Удивление пронзило меня, когда я сделала пьянящий вдох. Раньше я не улавливала этого через связь. Мои пальцы впились в твёрдую кожу Зейна, а глаза закрылись. Несмотря на то, что мы притворялись, что той ночи, когда мы целовались, никогда не было, воспоминания поглощали мои мысли с рекордной скоростью.
Ящик «Зейн» настойчиво задребезжал, с треском открывая крышку, которую я поставила раньше, и моё сердце забилось на полную катушку.
Остановить его было невозможно.
Я позволила себе почувствовать.
ГЛАВА 8
От беспорядочной бури эмоций билось сердце и путались мысли. Предчувствие и желание разгорались, расцветая во мне как цветок под солнцем, и ощущение того, что так должно быть, побороло слёзы.
Что бы сделал Зейн, если бы я обернулась в его объятиях, и обхватила руками его шею? Сопротивлялся бы он? Или встретил бы меня не полдороге? Опустил бы губы на мои и поцеловал меня, неважно, что это было запрещено? Прямо здесь и сейчас, когда умирающий Одержимый лежит в нескольких футах от нас, и мы стоим на вонючей аллее, окружённые горами мусора.
Мегаромантично.
Но по позвоночнику всё равно шли мурашки, и моё дыхание перехватывало. Мне было жарко. Так жарко, и внезапно мир вокруг нас перестал иметь значение. Кроме жара и стука моего сердца уже ничего не имело значения.
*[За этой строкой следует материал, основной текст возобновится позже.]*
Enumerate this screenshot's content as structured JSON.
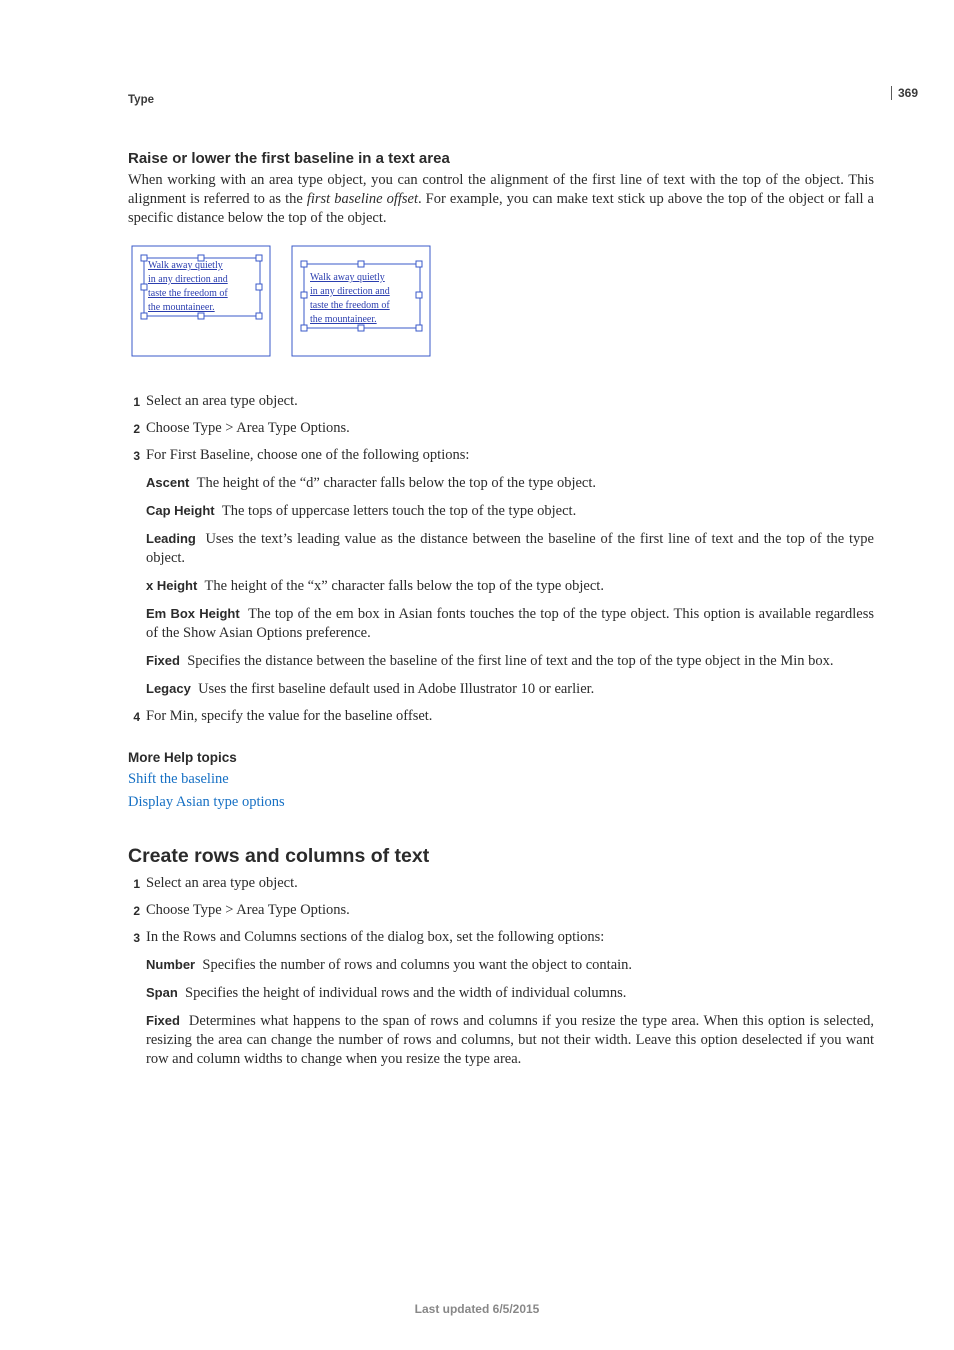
{
  "page_section": "Type",
  "page_number": "369",
  "section1": {
    "heading": "Raise or lower the first baseline in a text area",
    "intro_html": "When working with an area type object, you can control the alignment of the first line of text with the top of the object. This alignment is referred to as the <em>first baseline offset</em>. For example, you can make text stick up above the top of the object or fall a specific distance below the top of the object.",
    "figure": {
      "lines": [
        "Walk away quietly",
        "in any direction and",
        "taste the freedom of",
        "the mountaineer."
      ]
    },
    "steps": [
      "Select an area type object.",
      "Choose Type > Area Type Options.",
      "For First Baseline, choose one of the following options:"
    ],
    "options": [
      {
        "label": "Ascent",
        "text": "The height of the “d” character falls below the top of the type object."
      },
      {
        "label": "Cap Height",
        "text": "The tops of uppercase letters touch the top of the type object."
      },
      {
        "label": "Leading",
        "text": "Uses the text’s leading value as the distance between the baseline of the first line of text and the top of the type object."
      },
      {
        "label": "x Height",
        "text": "The height of the “x” character falls below the top of the type object."
      },
      {
        "label": "Em Box Height",
        "text": "The top of the em box in Asian fonts touches the top of the type object. This option is available regardless of the Show Asian Options preference."
      },
      {
        "label": "Fixed",
        "text": "Specifies the distance between the baseline of the first line of text and the top of the type object in the Min box."
      },
      {
        "label": "Legacy",
        "text": "Uses the first baseline default used in Adobe Illustrator 10 or earlier."
      }
    ],
    "step4": "For Min, specify the value for the baseline offset.",
    "more_help_heading": "More Help topics",
    "links": [
      "Shift the baseline",
      "Display Asian type options"
    ]
  },
  "section2": {
    "heading": "Create rows and columns of text",
    "steps": [
      "Select an area type object.",
      "Choose Type > Area Type Options.",
      "In the Rows and Columns sections of the dialog box, set the following options:"
    ],
    "options": [
      {
        "label": "Number",
        "text": "Specifies the number of rows and columns you want the object to contain."
      },
      {
        "label": "Span",
        "text": "Specifies the height of individual rows and the width of individual columns."
      },
      {
        "label": "Fixed",
        "text": "Determines what happens to the span of rows and columns if you resize the type area. When this option is selected, resizing the area can change the number of rows and columns, but not their width. Leave this option deselected if you want row and column widths to change when you resize the type area."
      }
    ]
  },
  "footer": "Last updated 6/5/2015"
}
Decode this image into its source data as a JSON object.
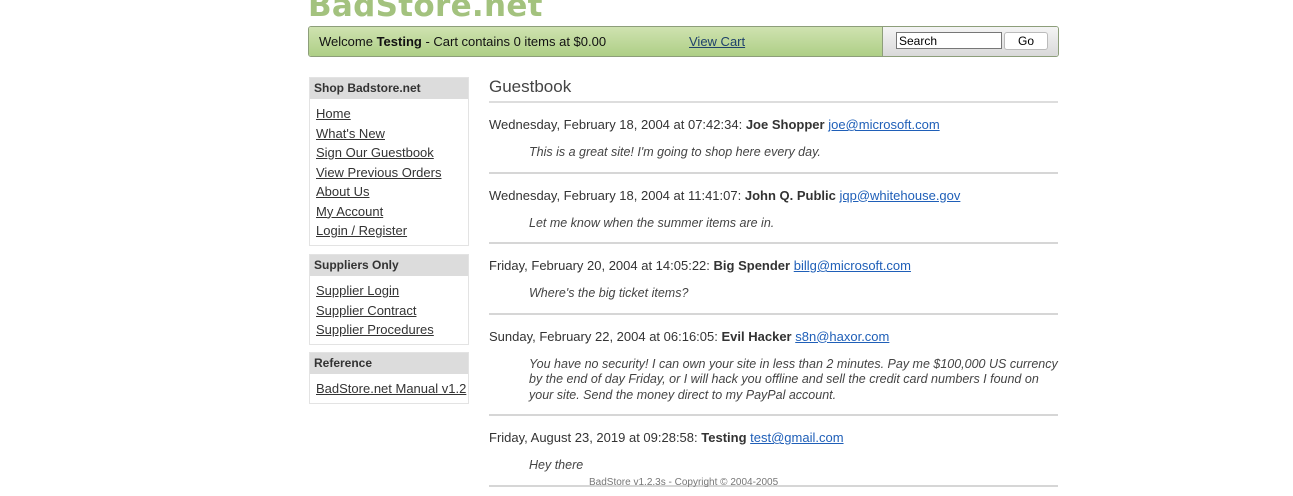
{
  "site": {
    "logo": "BadStore.net"
  },
  "topbar": {
    "welcome_prefix": "Welcome ",
    "user": "Testing",
    "cart_text": " - Cart contains 0 items at $0.00",
    "view_cart": "View Cart",
    "search_value": "Search",
    "go_label": "Go"
  },
  "sidebar": {
    "shop": {
      "title": "Shop Badstore.net",
      "items": [
        "Home",
        "What's New",
        "Sign Our Guestbook",
        "View Previous Orders",
        "About Us",
        "My Account",
        "Login / Register"
      ]
    },
    "suppliers": {
      "title": "Suppliers Only",
      "items": [
        "Supplier Login",
        "Supplier Contract",
        "Supplier Procedures"
      ]
    },
    "reference": {
      "title": "Reference",
      "items": [
        "BadStore.net Manual v1.2"
      ]
    }
  },
  "main": {
    "title": "Guestbook",
    "entries": [
      {
        "date": "Wednesday, February 18, 2004 at 07:42:34:",
        "name": "Joe Shopper",
        "email": "joe@microsoft.com",
        "message": "This is a great site! I'm going to shop here every day."
      },
      {
        "date": "Wednesday, February 18, 2004 at 11:41:07:",
        "name": "John Q. Public",
        "email": "jqp@whitehouse.gov",
        "message": "Let me know when the summer items are in."
      },
      {
        "date": "Friday, February 20, 2004 at 14:05:22:",
        "name": "Big Spender",
        "email": "billg@microsoft.com",
        "message": "Where's the big ticket items?"
      },
      {
        "date": "Sunday, February 22, 2004 at 06:16:05:",
        "name": "Evil Hacker",
        "email": "s8n@haxor.com",
        "message": "You have no security! I can own your site in less than 2 minutes. Pay me $100,000 US currency by the end of day Friday, or I will hack you offline and sell the credit card numbers I found on your site. Send the money direct to my PayPal account."
      },
      {
        "date": "Friday, August 23, 2019 at 09:28:58:",
        "name": "Testing",
        "email": "test@gmail.com",
        "message": "Hey there"
      }
    ]
  },
  "footer": {
    "text": "BadStore v1.2.3s - Copyright © 2004-2005"
  },
  "colors": {
    "logo": "#a3c27e",
    "bar_green": "#aecf86",
    "link": "#1f5fb8"
  }
}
Рука Зейна напряглась вокруг моей талии, притягивая меня невозможно близко, и между нами уже не осталось места. Я почувствовала, как он двигается позади меня, кончики его волос щекотали мне шею, и потом невозможное, лёгкое как перышко, прикосновение его губ прямо под моим ухом. От желания все мышцы в моём теле напряглись почти до боли.
Это был будильник, который мне был нужен по миллиону причин. Если это всепоглощающее, нереализованное желание исходило от него, это был просто побочный продукт взаимного притяжения. Очевидно, оно существовало между нами, но оно не было, не могло быть, более чем поверхностным.